HMLTD review: Fabulous freaks show Spotify generation that normal’s boring

The east London band bring their trademark weirdness to the Electric Ballroom
Weird and wonderful: HMLTD perform live in London
Richard Gray/EMPICS Entertainment
David Smyth13 November 2017

When the UK’s biggest music stars, Ed Sheeran and Adele, have made such a virtue of their normality, it was inevitable that a band like HMLTD would come along.

Six fabulous freaks boasting more make-up than a flagship branch of Boots, operating out of (where else?) east London, they’ve earned a reputation as a must-see live spectacle after just three singles.

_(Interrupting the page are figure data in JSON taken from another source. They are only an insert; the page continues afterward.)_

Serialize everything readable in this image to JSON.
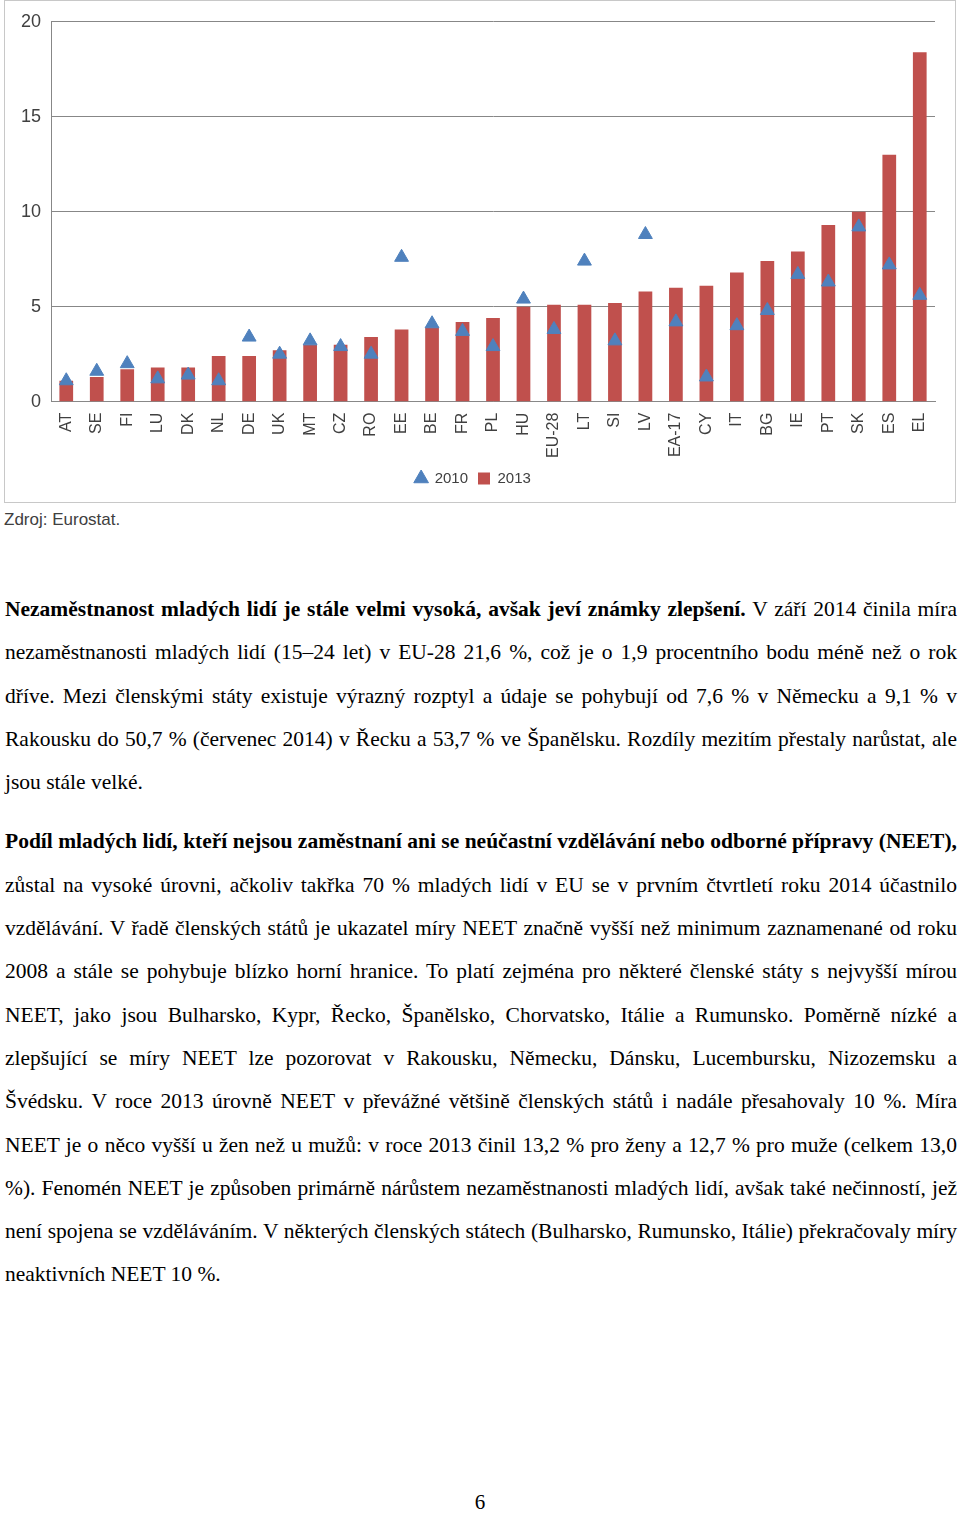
{
  "chart_data": {
    "type": "bar",
    "categories": [
      "AT",
      "SE",
      "FI",
      "LU",
      "DK",
      "NL",
      "DE",
      "UK",
      "MT",
      "CZ",
      "RO",
      "EE",
      "BE",
      "FR",
      "PL",
      "HU",
      "EU-28",
      "LT",
      "SI",
      "LV",
      "EA-17",
      "CY",
      "IT",
      "BG",
      "IE",
      "PT",
      "SK",
      "ES",
      "EL"
    ],
    "series": [
      {
        "name": "2013",
        "type": "bar",
        "color": "#c0504d",
        "values": [
          1.1,
          1.3,
          1.7,
          1.8,
          1.8,
          2.4,
          2.4,
          2.7,
          3.0,
          3.0,
          3.4,
          3.8,
          3.9,
          4.2,
          4.4,
          5.0,
          5.1,
          5.1,
          5.2,
          5.8,
          6.0,
          6.1,
          6.8,
          7.4,
          7.9,
          9.3,
          10.0,
          13.0,
          18.4
        ]
      },
      {
        "name": "2010",
        "type": "scatter",
        "marker": "triangle",
        "color": "#4f81bd",
        "values": [
          1.1,
          1.6,
          2.0,
          1.2,
          1.4,
          1.1,
          3.4,
          2.5,
          3.2,
          2.9,
          2.5,
          7.6,
          4.1,
          3.7,
          2.9,
          5.4,
          3.8,
          7.4,
          3.2,
          8.8,
          4.2,
          1.3,
          4.0,
          4.8,
          6.7,
          6.3,
          9.2,
          7.2,
          5.6
        ]
      }
    ],
    "ylim": [
      0,
      20
    ],
    "yticks": [
      0,
      5,
      10,
      15,
      20
    ],
    "grid": true,
    "legend": "bottom"
  },
  "source": "Zdroj: Eurostat.",
  "paragraphs": [
    {
      "bold": "Nezaměstnanost mladých lidí je stále velmi vysoká, avšak jeví známky zlepšení.",
      "text": " V září 2014 činila míra nezaměstnanosti mladých lidí (15–24 let) v EU-28 21,6 %, což je o 1,9 procentního bodu méně než o rok dříve. Mezi členskými státy existuje výrazný rozptyl a údaje se pohybují od 7,6 % v Německu a 9,1 % v Rakousku do 50,7 % (červenec 2014) v Řecku a 53,7 % ve Španělsku. Rozdíly mezitím přestaly narůstat, ale jsou stále velké."
    },
    {
      "bold": "Podíl mladých lidí, kteří nejsou zaměstnaní ani se neúčastní vzdělávání nebo odborné přípravy (NEET),",
      "text": " zůstal na vysoké úrovni, ačkoliv takřka 70 % mladých lidí v EU se v prvním čtvrtletí roku 2014 účastnilo vzdělávání. V řadě členských států je ukazatel míry NEET značně vyšší než minimum zaznamenané od roku 2008 a stále se pohybuje blízko horní hranice. To platí zejména pro některé členské státy s nejvyšší mírou NEET, jako jsou Bulharsko, Kypr, Řecko, Španělsko, Chorvatsko, Itálie a Rumunsko. Poměrně nízké a zlepšující se míry NEET lze pozorovat v Rakousku, Německu, Dánsku, Lucembursku, Nizozemsku a Švédsku. V roce 2013 úrovně NEET v převážné většině členských států i nadále přesahovaly 10 %. Míra NEET je o něco vyšší u žen než u mužů: v roce 2013 činil 13,2 % pro ženy a 12,7 % pro muže (celkem 13,0 %). Fenomén NEET je způsoben primárně nárůstem nezaměstnanosti mladých lidí, avšak také nečinností, jež není spojena se vzděláváním. V některých členských státech (Bulharsko, Rumunsko, Itálie) překračovaly míry neaktivních NEET 10 %."
    }
  ],
  "page_number": "6"
}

Previously they’ve even tried to change their venue’s smell. This being their last gig before Halloween, the space was covered in white horror masks which many in the crowd wore on the back of their heads. Tights stuffed to look like piles of limbs dangled from the ceiling. An unnerving sight, as were the 10 naked people who stood on stage for a few minutes before the band appeared.

They seemed an understated vision next to singer Henry Spychalski, who spent most of the evening in just leather underpants, a symbol painted in red on his shiny chest. He screamed impressively on Where’s Joanna and channelled Elvis on a new song about America, Death Drive, while conducting music that catered to the tiny attention spans of the Spotify generation.

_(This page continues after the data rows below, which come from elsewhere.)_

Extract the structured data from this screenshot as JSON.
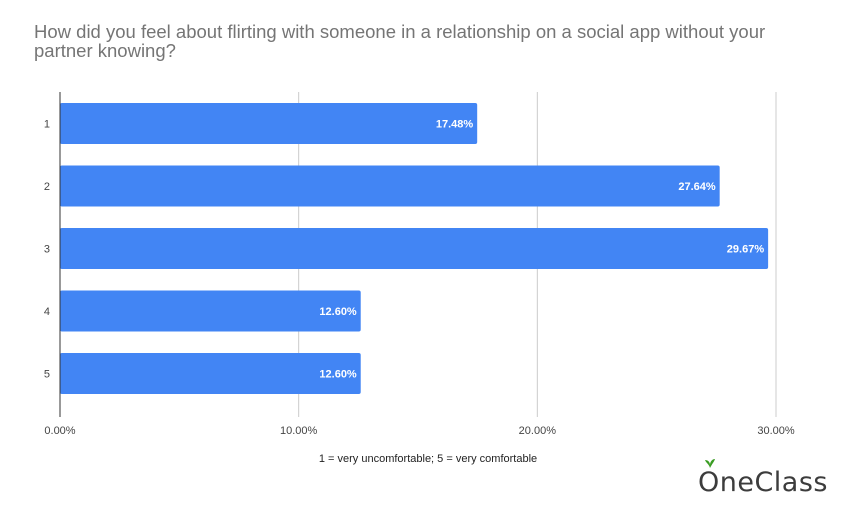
{
  "chart_data": {
    "type": "bar",
    "orientation": "horizontal",
    "title": "How did you feel about flirting with someone in a relationship on a social app without your partner knowing?",
    "xlabel": "1 = very uncomfortable; 5 = very comfortable",
    "ylabel": "",
    "categories": [
      "1",
      "2",
      "3",
      "4",
      "5"
    ],
    "values": [
      17.48,
      27.64,
      29.67,
      12.6,
      12.6
    ],
    "data_labels": [
      "17.48%",
      "27.64%",
      "29.67%",
      "12.60%",
      "12.60%"
    ],
    "xlim": [
      0,
      30
    ],
    "xticks": [
      0,
      10,
      20,
      30
    ],
    "xtick_labels": [
      "0.00%",
      "10.00%",
      "20.00%",
      "30.00%"
    ],
    "grid": true,
    "legend": "none",
    "colors": {
      "bar": "#4285f4",
      "grid": "#cccccc",
      "axis": "#333333"
    }
  },
  "logo": {
    "text_first": "O",
    "text_rest": "neClass",
    "leaf_color": "#3a9d23"
  }
}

To The Door, a galloping spaghetti western rocker that could soundtrack a Tarantino shoot-up, became a completely different song halfway through — a grinding electronic creep. Kinkaku-Ji, mostly hysterically fast electropunk, morphed into chintzy lounge music.

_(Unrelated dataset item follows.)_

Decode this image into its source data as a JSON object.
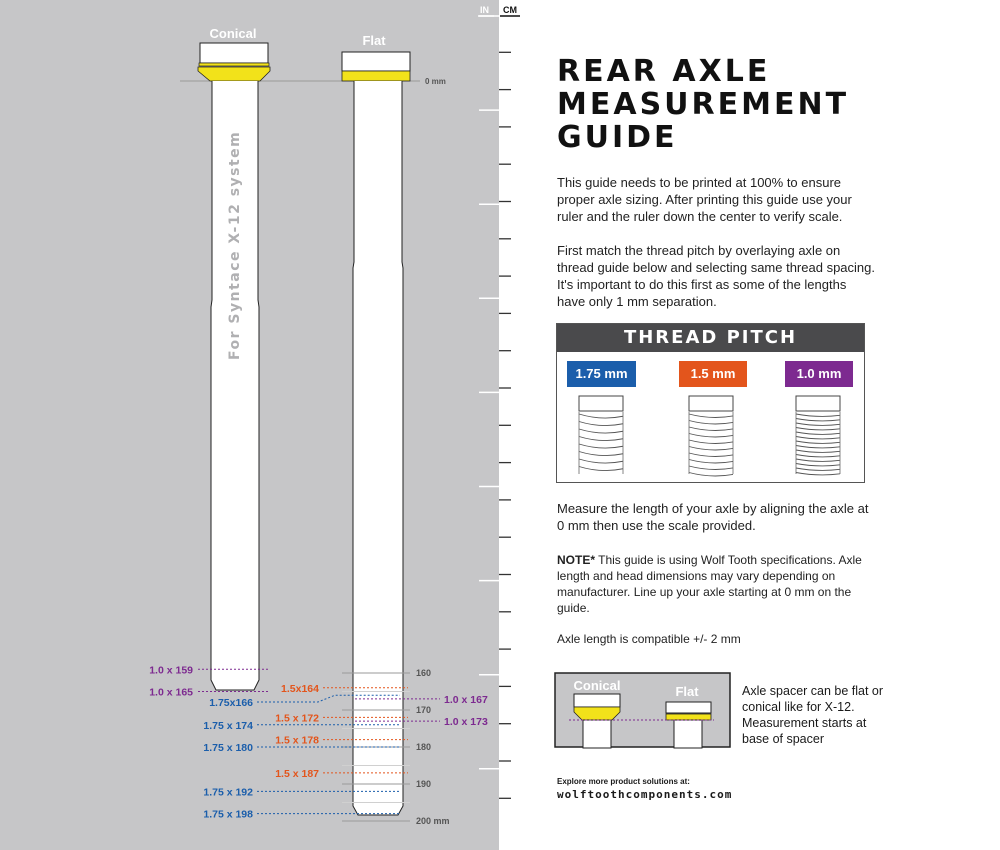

Such musical impatience meant they were never boring, but left them without a song that was simply good. Satan, Luella And I was the closest they came to an appealing chorus, a nasty fairytale featuring the fantastic couplet: “I met Satan in a cheap motel/She talked at length about Orson Welles.”

Once seen, never forgotten, but it remains to be seen whether these glamorous breaks from the norm can become as big as their imaginations.